The latest city is Montpellier in southern France. EXTRACTS: from
https://www.theguardian.com/commentisfree/2024/jan/07/the-guardian-view-on-fare-free-public-transport-good-for-people-as-well-as-the-planet
"In 2013, Tallinn, the Estonian capital, became the largest city in the world to introduce fare-free public transport, financed by the city’s resident tax. Luxembourg’s 640,000 citizens became entitled to the same in 2020. In France, the Observatory of Cities with Fare-Free Transport estimates that 43 towns and cities now offer at least some access without charge. In Germany and Austria, heavy public subsidies on tickets introduced during the cost of living crisis look as if they are here to stay in modified form."
Subsidise passengers not the operators
"The widely adopted £2 bus fare cap scheme, in place in England until the end of this year, is further evidence of a changing zeitgeist. Removing it in 2025 would be a deeply unpopular political move.
"For places like Montpellier, where fares generally finance a smaller proportion of the running costs of the transport network, it is both eminently doable and transformatory. In Dunkirk, where bus services have been funded by tax revenue since 2018, the result has been a boom in usage and perceived service quality, along with a widespread sense that the new system enhances the town’s image."
"Pull and push factors to ensure popular consent and change habits."

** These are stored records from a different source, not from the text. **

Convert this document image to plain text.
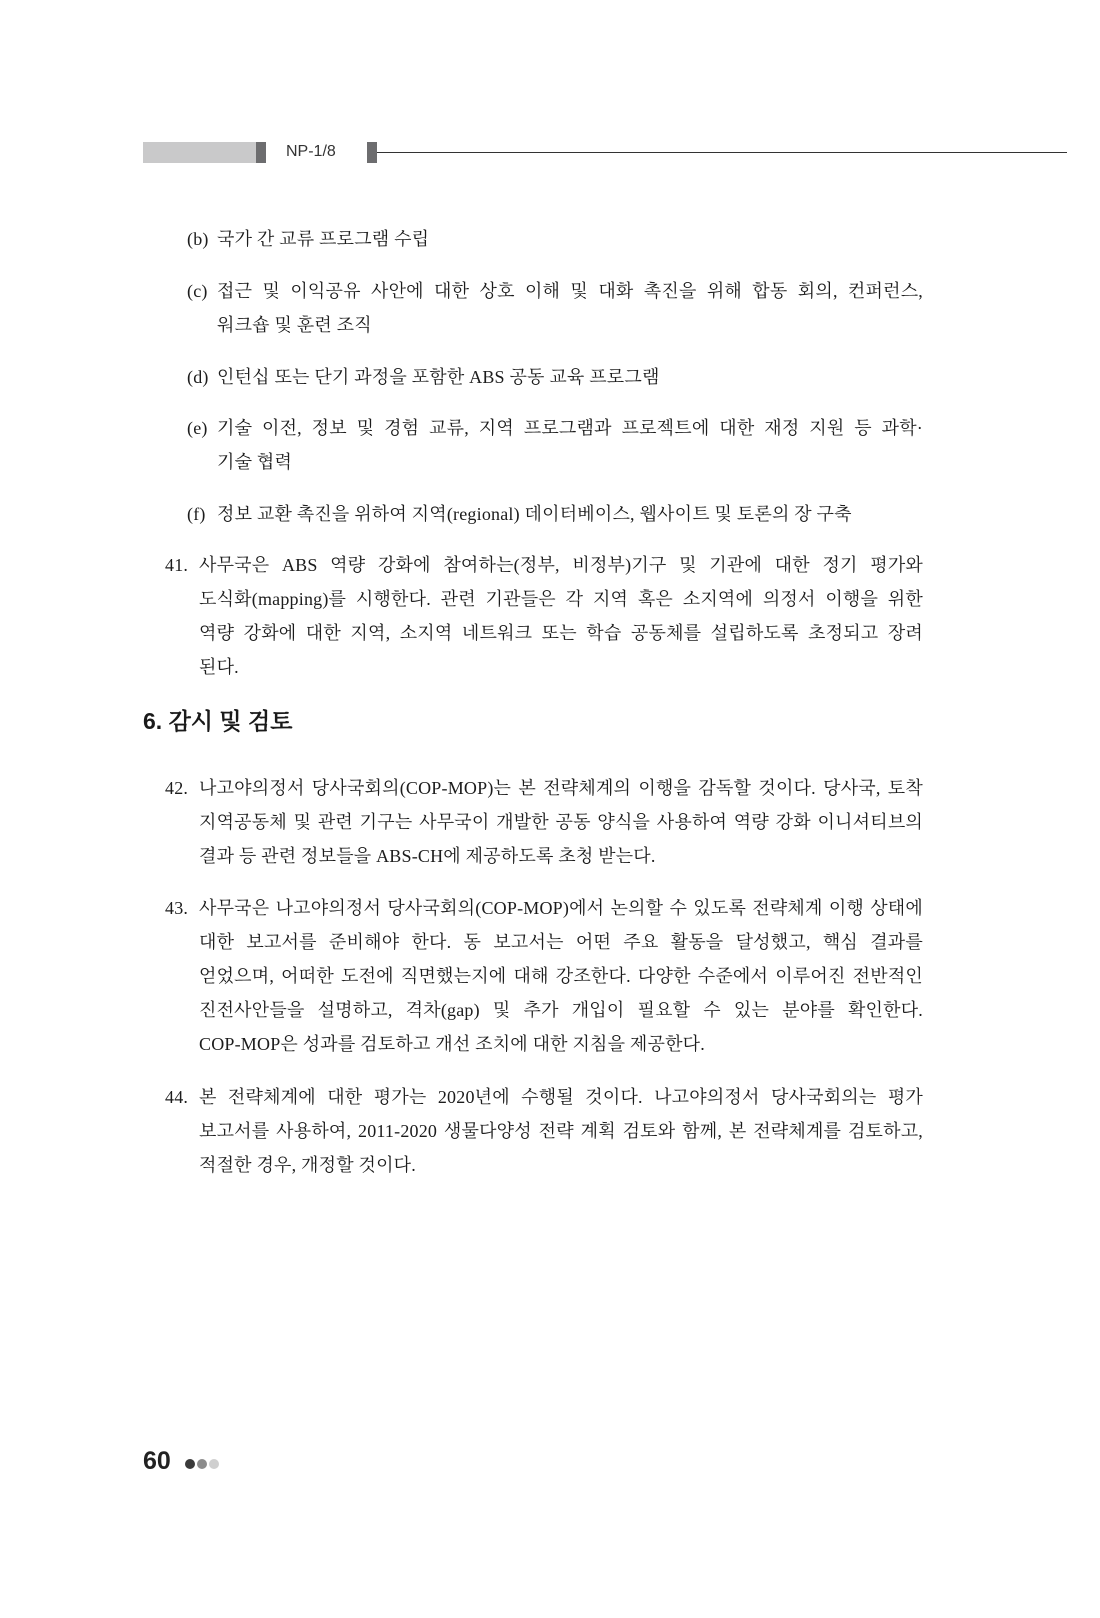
NP-1/8
(b) 국가 간 교류 프로그램 수립
(c) 접근 및 이익공유 사안에 대한 상호 이해 및 대화 촉진을 위해 합동 회의, 컨퍼런스,
워크숍 및 훈련 조직
(d) 인턴십 또는 단기 과정을 포함한 ABS 공동 교육 프로그램
(e) 기술 이전, 정보 및 경험 교류, 지역 프로그램과 프로젝트에 대한 재정 지원 등 과학·
기술 협력
(f) 정보 교환 촉진을 위하여 지역(regional) 데이터베이스, 웹사이트 및 토론의 장 구축
41. 사무국은 ABS 역량 강화에 참여하는(정부, 비정부)기구 및 기관에 대한 정기 평가와
도식화(mapping)를 시행한다. 관련 기관들은 각 지역 혹은 소지역에 의정서 이행을 위한
역량 강화에 대한 지역, 소지역 네트워크 또는 학습 공동체를 설립하도록 초정되고 장려
된다.
6. 감시 및 검토
42. 나고야의정서 당사국회의(COP-MOP)는 본 전략체계의 이행을 감독할 것이다. 당사국, 토착
지역공동체 및 관련 기구는 사무국이 개발한 공동 양식을 사용하여 역량 강화 이니셔티브의
결과 등 관련 정보들을 ABS-CH에 제공하도록 초청 받는다.
43. 사무국은 나고야의정서 당사국회의(COP-MOP)에서 논의할 수 있도록 전략체계 이행 상태에
대한 보고서를 준비해야 한다. 동 보고서는 어떤 주요 활동을 달성했고, 핵심 결과를
얻었으며, 어떠한 도전에 직면했는지에 대해 강조한다. 다양한 수준에서 이루어진 전반적인
진전사안들을 설명하고, 격차(gap) 및 추가 개입이 필요할 수 있는 분야를 확인한다.
COP-MOP은 성과를 검토하고 개선 조치에 대한 지침을 제공한다.
44. 본 전략체계에 대한 평가는 2020년에 수행될 것이다. 나고야의정서 당사국회의는 평가
보고서를 사용하여, 2011-2020 생물다양성 전략 계획 검토와 함께, 본 전략체계를 검토하고,
적절한 경우, 개정할 것이다.
60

"Various studies have pointed out that moves to restrict car usage achieve more reliable results in cutting congestion, carbon emissions and pollution. But the politics of the green transition needs pull as well as push factors to ensure popular consent and change lifelong habits, while inculcating new ones in young people. Reconceiving public transport as a common good similar to health, education and other services can become part of the wider cultural reset that is the task of our times."